John, just curious, do you have the "extra" little reflectors under the tail lights?? Very unique to early '71.

Rick C
Rick Crawford

so where do you find an ANSA system for 76 TR6? have looked on line and they have lots of systems, just not for TR6? David

David, Kai Radicke(Wishbone Classics) Has recently stated that he had a couple of ANSA systems left. John.
john eckland

David--John is correct. Contact Kai at

Kai won't be letting an Ansa go for the $399 ebaY steal a couple of weeks ago though. And justifiably so!

Rick O.
72 TR6 (w/Ansa)
Rick Orthen


I have a'74 with the Ansa system. I also have a problem with exhaust fumes in the cockpit. Even with the top down, my clothes smell like exhaust after a day of driving. Debating on whether to go back to the stock exhaust system.

DL Harding

I doubt the Ansa pipes are responsible for the problem. I have them on my '73 and get NO exhaust smell in the cockpit at all. Maybe you have a leak at the pipe to exhaust manifold connection.

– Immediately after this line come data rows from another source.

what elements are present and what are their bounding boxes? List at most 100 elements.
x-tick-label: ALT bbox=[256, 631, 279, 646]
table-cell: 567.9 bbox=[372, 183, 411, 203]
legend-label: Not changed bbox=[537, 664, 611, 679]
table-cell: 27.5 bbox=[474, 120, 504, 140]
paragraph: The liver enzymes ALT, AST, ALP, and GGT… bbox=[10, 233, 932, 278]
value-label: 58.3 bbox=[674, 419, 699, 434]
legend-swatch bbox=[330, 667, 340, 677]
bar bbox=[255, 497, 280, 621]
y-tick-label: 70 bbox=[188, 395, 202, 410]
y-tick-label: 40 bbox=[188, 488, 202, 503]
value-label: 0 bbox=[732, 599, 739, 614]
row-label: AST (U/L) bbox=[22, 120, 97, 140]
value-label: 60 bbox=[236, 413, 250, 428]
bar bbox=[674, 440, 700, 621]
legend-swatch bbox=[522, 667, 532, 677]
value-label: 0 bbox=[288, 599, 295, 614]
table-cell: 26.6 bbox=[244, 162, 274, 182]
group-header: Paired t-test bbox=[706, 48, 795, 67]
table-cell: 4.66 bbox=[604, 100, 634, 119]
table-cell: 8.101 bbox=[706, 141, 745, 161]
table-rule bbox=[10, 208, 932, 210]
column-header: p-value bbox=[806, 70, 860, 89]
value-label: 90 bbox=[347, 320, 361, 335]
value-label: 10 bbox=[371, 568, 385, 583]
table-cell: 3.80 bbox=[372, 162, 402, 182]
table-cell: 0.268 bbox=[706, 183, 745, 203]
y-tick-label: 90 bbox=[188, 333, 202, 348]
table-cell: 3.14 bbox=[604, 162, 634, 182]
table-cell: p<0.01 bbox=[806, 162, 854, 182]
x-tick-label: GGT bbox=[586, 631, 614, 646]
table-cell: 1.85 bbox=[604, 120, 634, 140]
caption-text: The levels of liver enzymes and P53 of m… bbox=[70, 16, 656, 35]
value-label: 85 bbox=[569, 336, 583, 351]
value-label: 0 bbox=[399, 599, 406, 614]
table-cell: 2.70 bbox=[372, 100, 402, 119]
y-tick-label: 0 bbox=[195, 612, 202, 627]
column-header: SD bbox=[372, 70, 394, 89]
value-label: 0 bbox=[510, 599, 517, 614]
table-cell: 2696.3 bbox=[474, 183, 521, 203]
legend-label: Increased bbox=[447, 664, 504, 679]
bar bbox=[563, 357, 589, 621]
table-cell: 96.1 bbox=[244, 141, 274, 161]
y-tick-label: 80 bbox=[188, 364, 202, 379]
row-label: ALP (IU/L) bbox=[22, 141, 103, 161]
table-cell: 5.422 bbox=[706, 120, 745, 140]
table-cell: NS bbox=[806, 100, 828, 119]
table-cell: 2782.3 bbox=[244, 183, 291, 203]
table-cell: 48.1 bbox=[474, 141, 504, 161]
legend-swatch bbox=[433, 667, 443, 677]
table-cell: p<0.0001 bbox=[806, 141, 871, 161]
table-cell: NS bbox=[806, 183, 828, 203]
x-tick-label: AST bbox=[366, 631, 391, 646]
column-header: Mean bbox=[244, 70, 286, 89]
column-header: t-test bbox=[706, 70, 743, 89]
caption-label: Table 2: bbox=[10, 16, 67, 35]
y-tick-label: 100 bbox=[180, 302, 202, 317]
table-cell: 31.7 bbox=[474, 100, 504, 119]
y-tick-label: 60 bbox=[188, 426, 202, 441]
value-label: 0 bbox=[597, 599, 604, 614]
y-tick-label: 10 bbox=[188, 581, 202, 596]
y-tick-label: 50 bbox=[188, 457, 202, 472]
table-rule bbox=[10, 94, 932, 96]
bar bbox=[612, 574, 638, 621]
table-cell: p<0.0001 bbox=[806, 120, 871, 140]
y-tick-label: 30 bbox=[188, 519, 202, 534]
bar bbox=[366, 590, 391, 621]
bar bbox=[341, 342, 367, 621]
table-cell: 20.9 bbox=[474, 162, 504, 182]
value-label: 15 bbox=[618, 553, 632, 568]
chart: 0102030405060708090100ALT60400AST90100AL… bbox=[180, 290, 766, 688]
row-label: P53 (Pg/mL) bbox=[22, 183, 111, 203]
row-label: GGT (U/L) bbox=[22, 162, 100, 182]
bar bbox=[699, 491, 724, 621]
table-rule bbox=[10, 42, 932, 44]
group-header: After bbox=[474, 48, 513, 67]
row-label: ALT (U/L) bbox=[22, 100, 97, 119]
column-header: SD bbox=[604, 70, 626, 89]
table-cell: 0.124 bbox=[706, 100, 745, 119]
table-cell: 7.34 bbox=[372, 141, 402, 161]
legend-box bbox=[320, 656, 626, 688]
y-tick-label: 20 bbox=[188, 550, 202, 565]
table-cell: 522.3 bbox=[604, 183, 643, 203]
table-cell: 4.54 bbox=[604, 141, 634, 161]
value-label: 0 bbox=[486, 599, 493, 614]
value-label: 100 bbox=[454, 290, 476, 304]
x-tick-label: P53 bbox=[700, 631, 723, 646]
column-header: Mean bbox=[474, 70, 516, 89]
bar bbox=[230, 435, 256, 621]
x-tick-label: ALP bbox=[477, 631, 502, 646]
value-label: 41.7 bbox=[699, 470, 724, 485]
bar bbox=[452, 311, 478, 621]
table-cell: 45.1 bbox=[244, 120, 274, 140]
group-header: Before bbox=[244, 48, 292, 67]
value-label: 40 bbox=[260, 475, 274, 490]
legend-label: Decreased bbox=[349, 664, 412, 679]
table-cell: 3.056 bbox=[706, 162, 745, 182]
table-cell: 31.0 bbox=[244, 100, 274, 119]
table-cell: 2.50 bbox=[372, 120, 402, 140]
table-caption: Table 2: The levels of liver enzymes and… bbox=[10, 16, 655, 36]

The only time my car was smelly was when I had the valve cover breather hose routed directly to a can instead of the carbs. Jeez - it hurt to work on the engine with it idling then... Since putting a baffle over the outlet in the aftermarket VC the hoses have been hooked back to the carbs and all smell is gone.

Brent B


I have tried everything. I have replaced the C clamps with band clamps. Welded the sytem together. Moved the exhaust pipes forwards and backwards. All in an attempt to cure the exhaust issue. Are you running the stock exhaust manifold or a header?

DL Harding

Derek--I too have the Ansa but with no cockpit fumes. I'd check that your gearbox tunnel is sealed properly to the floor and your manifold connections to the head and downpipe are secure.

Rick O.
Rick Orthen


That makes sense. I will look at those seals this weekend. Thanks.

DL Harding

Derek - It is the stock twin pipe manifold.